During recent years, a lot of companies have created warehouse-style retail stores. This type of retail store is built on the traditional warehouse steel building concept and can therefore offer low prices to the customers. Warehouse-style retail stores normally have much higher ceilings than traditional shops and decorative shelves and other forms of “extras” are uncommon. The shop is instead arranged just like a traditional warehouse with heavy duty industrial racks. The offered items are usually created or palletized, with the ready for sale items located at the bottom part of the racks. One of the advantages of this type of warehouse steel building is that it can be used as a warehouse and retail store simultaneously.
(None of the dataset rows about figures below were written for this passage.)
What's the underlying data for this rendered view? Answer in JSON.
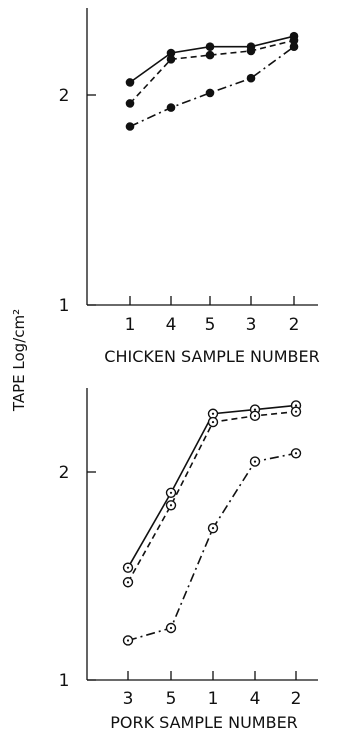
{
  "chart_data": [
    {
      "type": "line",
      "xlabel": "CHICKEN SAMPLE NUMBER",
      "categories": [
        "1",
        "4",
        "5",
        "3",
        "2"
      ],
      "ylim": [
        1,
        2.4
      ],
      "yticks": [
        "1",
        "2"
      ],
      "marker": "filled-circle",
      "series": [
        {
          "style": "solid",
          "values": [
            2.06,
            2.2,
            2.23,
            2.23,
            2.28
          ]
        },
        {
          "style": "dashed",
          "values": [
            1.96,
            2.17,
            2.19,
            2.21,
            2.26
          ]
        },
        {
          "style": "dash-dot",
          "values": [
            1.85,
            1.94,
            2.01,
            2.08,
            2.23
          ]
        }
      ]
    },
    {
      "type": "line",
      "xlabel": "PORK SAMPLE NUMBER",
      "categories": [
        "3",
        "5",
        "1",
        "4",
        "2"
      ],
      "ylim": [
        1,
        2.45
      ],
      "yticks": [
        "1",
        "2"
      ],
      "marker": "open-circle",
      "series": [
        {
          "style": "solid",
          "values": [
            1.54,
            1.9,
            2.28,
            2.3,
            2.32
          ]
        },
        {
          "style": "dashed",
          "values": [
            1.47,
            1.84,
            2.24,
            2.27,
            2.29
          ]
        },
        {
          "style": "dash-dot",
          "values": [
            1.19,
            1.25,
            1.73,
            2.05,
            2.09
          ]
        }
      ]
    }
  ],
  "shared_ylabel": "TAPE   Log/cm²"
}
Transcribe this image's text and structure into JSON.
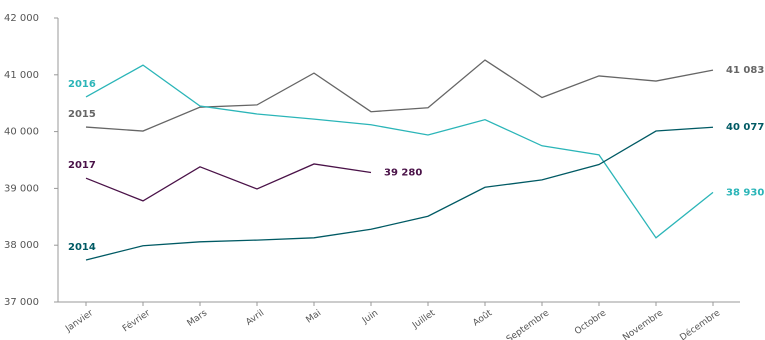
{
  "chart_data": {
    "type": "line",
    "categories": [
      "Janvier",
      "Février",
      "Mars",
      "Avril",
      "Mai",
      "Juin",
      "Juillet",
      "Août",
      "Septembre",
      "Octobre",
      "Novembre",
      "Décembre"
    ],
    "series": [
      {
        "name": "2015",
        "color": "#666666",
        "values": [
          40080,
          40010,
          40430,
          40470,
          41030,
          40350,
          40420,
          41260,
          40600,
          40980,
          40890,
          41083
        ],
        "value_labels": [
          null,
          null,
          null,
          null,
          null,
          null,
          null,
          null,
          null,
          null,
          null,
          "41 083"
        ]
      },
      {
        "name": "2016",
        "color": "#2bb5b8",
        "values": [
          40610,
          41170,
          40450,
          40310,
          40220,
          40120,
          39940,
          40210,
          39750,
          39590,
          38130,
          38930
        ],
        "value_labels": [
          null,
          null,
          null,
          null,
          null,
          null,
          null,
          null,
          null,
          null,
          null,
          "38 930"
        ]
      },
      {
        "name": "2014",
        "color": "#005a64",
        "values": [
          37740,
          37990,
          38060,
          38090,
          38130,
          38280,
          38510,
          39020,
          39150,
          39420,
          40010,
          40077
        ],
        "value_labels": [
          null,
          null,
          null,
          null,
          null,
          null,
          null,
          null,
          null,
          null,
          null,
          "40 077"
        ]
      },
      {
        "name": "2017",
        "color": "#4a1248",
        "values": [
          39180,
          38780,
          39380,
          38990,
          39430,
          39280,
          null,
          null,
          null,
          null,
          null,
          null
        ],
        "value_labels": [
          null,
          null,
          null,
          null,
          null,
          "39 280",
          null,
          null,
          null,
          null,
          null,
          null
        ]
      }
    ],
    "ylim": [
      37000,
      42000
    ],
    "yticks": [
      {
        "value": 37000,
        "label": "37 000"
      },
      {
        "value": 38000,
        "label": "38 000"
      },
      {
        "value": 39000,
        "label": "39 000"
      },
      {
        "value": 40000,
        "label": "40 000"
      },
      {
        "value": 41000,
        "label": "41 000"
      },
      {
        "value": 42000,
        "label": "42 000"
      }
    ],
    "grid": false
  }
}
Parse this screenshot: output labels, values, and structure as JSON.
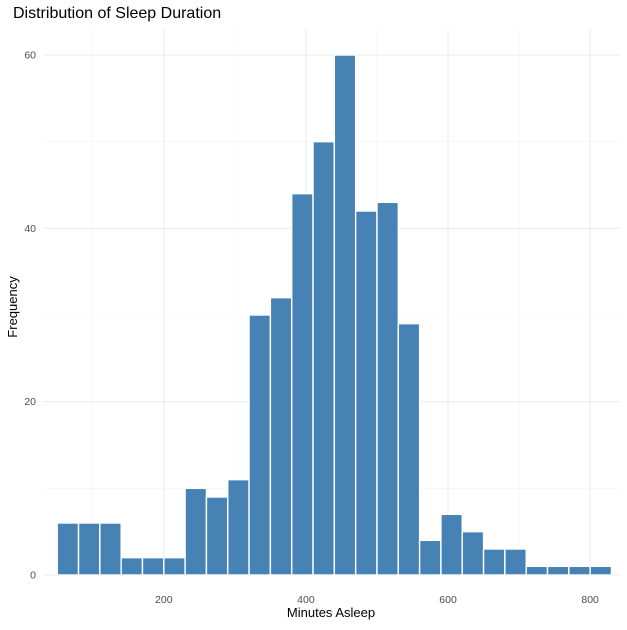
{
  "chart_data": {
    "type": "bar",
    "subtype": "histogram",
    "title": "Distribution of Sleep Duration",
    "xlabel": "Minutes Asleep",
    "ylabel": "Frequency",
    "bin_width": 30,
    "bin_starts": [
      50,
      80,
      110,
      140,
      170,
      200,
      230,
      260,
      290,
      320,
      350,
      380,
      410,
      440,
      470,
      500,
      530,
      560,
      590,
      620,
      650,
      680,
      710,
      740,
      770,
      800
    ],
    "values": [
      6,
      6,
      6,
      2,
      2,
      2,
      10,
      9,
      11,
      30,
      32,
      44,
      50,
      60,
      42,
      43,
      29,
      4,
      7,
      5,
      3,
      3,
      1,
      1,
      1,
      1
    ],
    "xlim": [
      30,
      842
    ],
    "ylim": [
      0,
      63
    ],
    "x_ticks": [
      200,
      400,
      600,
      800
    ],
    "y_ticks": [
      0,
      20,
      40,
      60
    ],
    "x_minor_ticks": [
      100,
      300,
      500,
      700
    ],
    "y_minor_ticks": [
      10,
      30,
      50
    ],
    "grid": true,
    "legend": "none",
    "bar_color": "#4682b4",
    "bar_edge_color": "#ffffff"
  }
}
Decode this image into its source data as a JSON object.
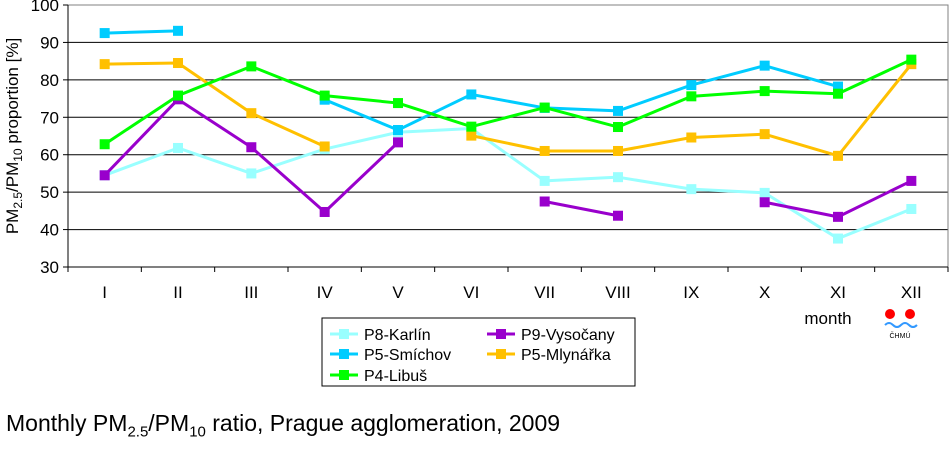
{
  "chart_data": {
    "type": "line",
    "ylabel": {
      "pre": "PM",
      "sub1": "2.5",
      "mid": "/PM",
      "sub2": "10",
      "post": " proportion [%]"
    },
    "xlabel": "month",
    "ylim": [
      30,
      100
    ],
    "yticks": [
      30,
      40,
      50,
      60,
      70,
      80,
      90,
      100
    ],
    "grid": true,
    "legend_position": "bottom-center",
    "categories": [
      "I",
      "II",
      "III",
      "IV",
      "V",
      "VI",
      "VII",
      "VIII",
      "IX",
      "X",
      "XI",
      "XII"
    ],
    "series": [
      {
        "name": "P8-Karlín",
        "color": "#99ffff",
        "values": [
          54.5,
          61.8,
          55,
          61.5,
          66,
          67,
          53,
          54,
          50.8,
          49.8,
          37.6,
          45.5
        ]
      },
      {
        "name": "P9-Vysočany",
        "color": "#9900cc",
        "values": [
          54.5,
          74.8,
          62,
          44.7,
          63.3,
          null,
          47.5,
          43.7,
          null,
          47.3,
          43.4,
          53
        ]
      },
      {
        "name": "P5-Smíchov",
        "color": "#00ccff",
        "values": [
          92.5,
          93.1,
          null,
          74.7,
          66.6,
          76.1,
          72.5,
          71.7,
          78.6,
          83.8,
          78.2,
          null
        ]
      },
      {
        "name": "P5-Mlynářka",
        "color": "#ffc000",
        "values": [
          84.2,
          84.5,
          71.1,
          62.2,
          null,
          65.1,
          61,
          61,
          64.6,
          65.5,
          59.7,
          84.2
        ]
      },
      {
        "name": "P4-Libuš",
        "color": "#00ff00",
        "values": [
          62.8,
          75.8,
          83.6,
          75.8,
          73.8,
          67.5,
          72.6,
          67.4,
          75.6,
          77,
          76.3,
          85.4
        ]
      }
    ]
  },
  "caption": {
    "pre": "Monthly PM",
    "sub1": "2.5",
    "mid": "/PM",
    "sub2": "10",
    "post": " ratio, Prague agglomeration, 2009"
  },
  "logo": {
    "text": "ČHMÚ"
  }
}
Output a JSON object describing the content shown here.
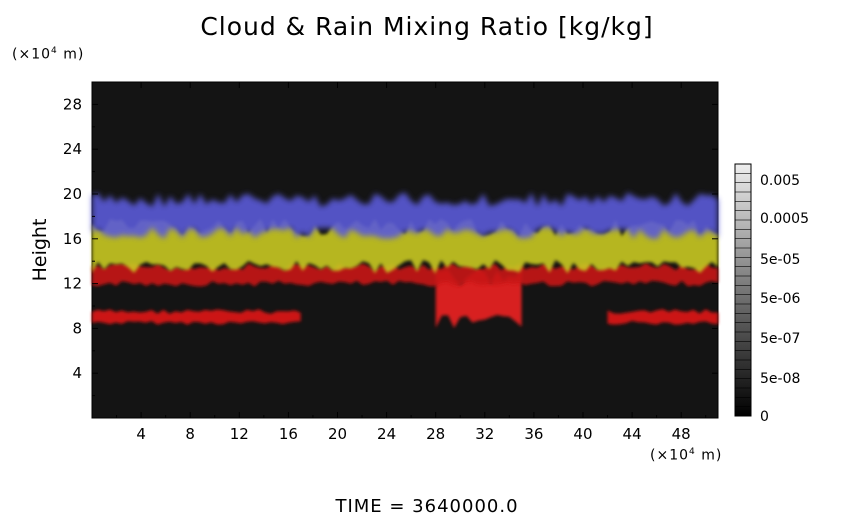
{
  "chart_data": {
    "type": "heatmap",
    "title": "Cloud & Rain Mixing Ratio [kg/kg]",
    "ylabel": "Height",
    "x_unit": "(×10⁴ m)",
    "y_unit": "(×10⁴ m)",
    "x_unit_base": "(×10",
    "x_unit_exp": "4",
    "x_unit_tail": " m)",
    "y_unit_base": "(×10",
    "y_unit_exp": "4",
    "y_unit_tail": " m)",
    "xlim": [
      0,
      51
    ],
    "ylim": [
      0,
      30
    ],
    "x_ticks": [
      "4",
      "8",
      "12",
      "16",
      "20",
      "24",
      "28",
      "32",
      "36",
      "40",
      "44",
      "48"
    ],
    "y_ticks": [
      "4",
      "8",
      "12",
      "16",
      "20",
      "24",
      "28"
    ],
    "colorbar": {
      "labels": [
        "0.005",
        "0.0005",
        "5e-05",
        "5e-06",
        "5e-07",
        "5e-08",
        "0"
      ]
    },
    "layers": [
      {
        "kind": "rain-low",
        "color": "#e01818",
        "x_range": [
          0,
          17
        ],
        "y_range": [
          8.5,
          9.5
        ]
      },
      {
        "kind": "rain-low",
        "color": "#e01818",
        "x_range": [
          42,
          51
        ],
        "y_range": [
          8.5,
          9.5
        ]
      },
      {
        "kind": "rain-core",
        "color": "#ee2020",
        "x_range": [
          28,
          35
        ],
        "y_range": [
          8.5,
          12.5
        ]
      },
      {
        "kind": "rain-band",
        "color": "#c81414",
        "x_range": [
          0,
          51
        ],
        "y_range": [
          12,
          13.5
        ]
      },
      {
        "kind": "cloud-yellow",
        "color": "#c8c820",
        "x_range": [
          0,
          51
        ],
        "y_range": [
          13.5,
          17
        ]
      },
      {
        "kind": "cloud-blue",
        "color": "#5a5ad8",
        "x_range": [
          0,
          51
        ],
        "y_range": [
          16.5,
          19.5
        ]
      }
    ],
    "footer": "TIME = 3640000.0"
  }
}
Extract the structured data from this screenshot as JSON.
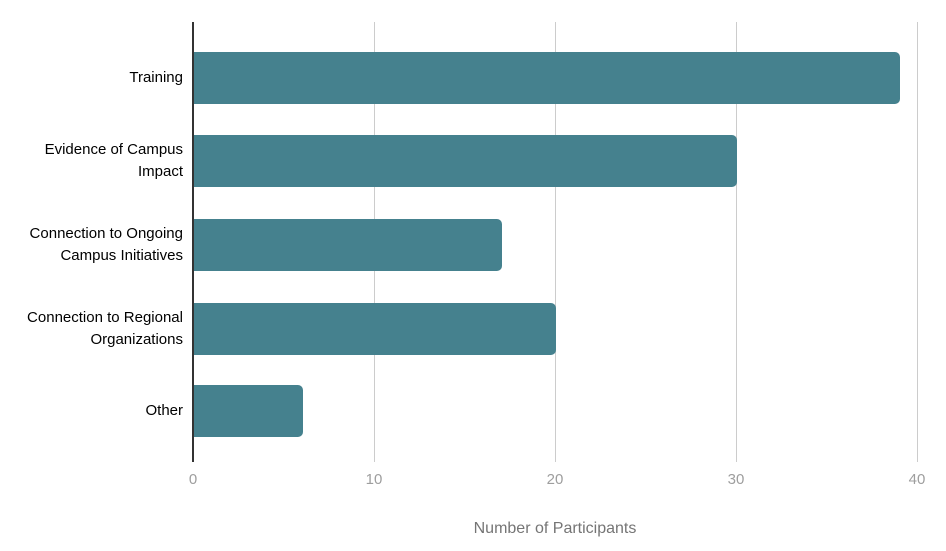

Warehouse steel buildings are usually large, plain buildings and they tend to be located in industrial parts of cities and town, close to a port or adjacent to well cared for roads that make transportation safe, easy and efficient. The same is true for the warehouse-style retail stores, but they have begun to migrate into the city centres during recent years as shoppers have developed a greater tolerance for cheap, non-nonsense stores.
During the last few decades of the 1900s, the traditional warehouse had been on the decline due to the new Just In Time (JIT) concept, where items are “stored on the roads” rather than in warehouses. As we enter the 21st century, the warehouse steel building is however on the increase again, since offshoring and offshore outsorcing has grown bigger than ever before. The vast distances between many manufacturer, assemblers and retailers have at least one warehouse per region for their supply chains. The warehouse steel building shows no signs of becoming a thing of the past.
One of the reasons why the warehouse steel building is so popular is the fact that steel is a fire proof material. Steel can prevent nearby fires from spreading to the warehouse, and a cleverly designed warehouse steel building can also lock a fire into a separate part of the warehouse in case a fire would break out inside the building. Steel is also flexible and affordable and due to its durability it is possible to create column-free designs without decreasing safety and sturdiness.
Steel is shunned by mold, mildew and other types of malicious fungi that can infest buildings as well as food and other manufactured products kept inside warehouses. A warehouse steel building will therefore decrease the risk of fungi attacks. Steel is also avoided by wood destroying insects such as carpenter bees, carpenter ants, termites and power post beetles.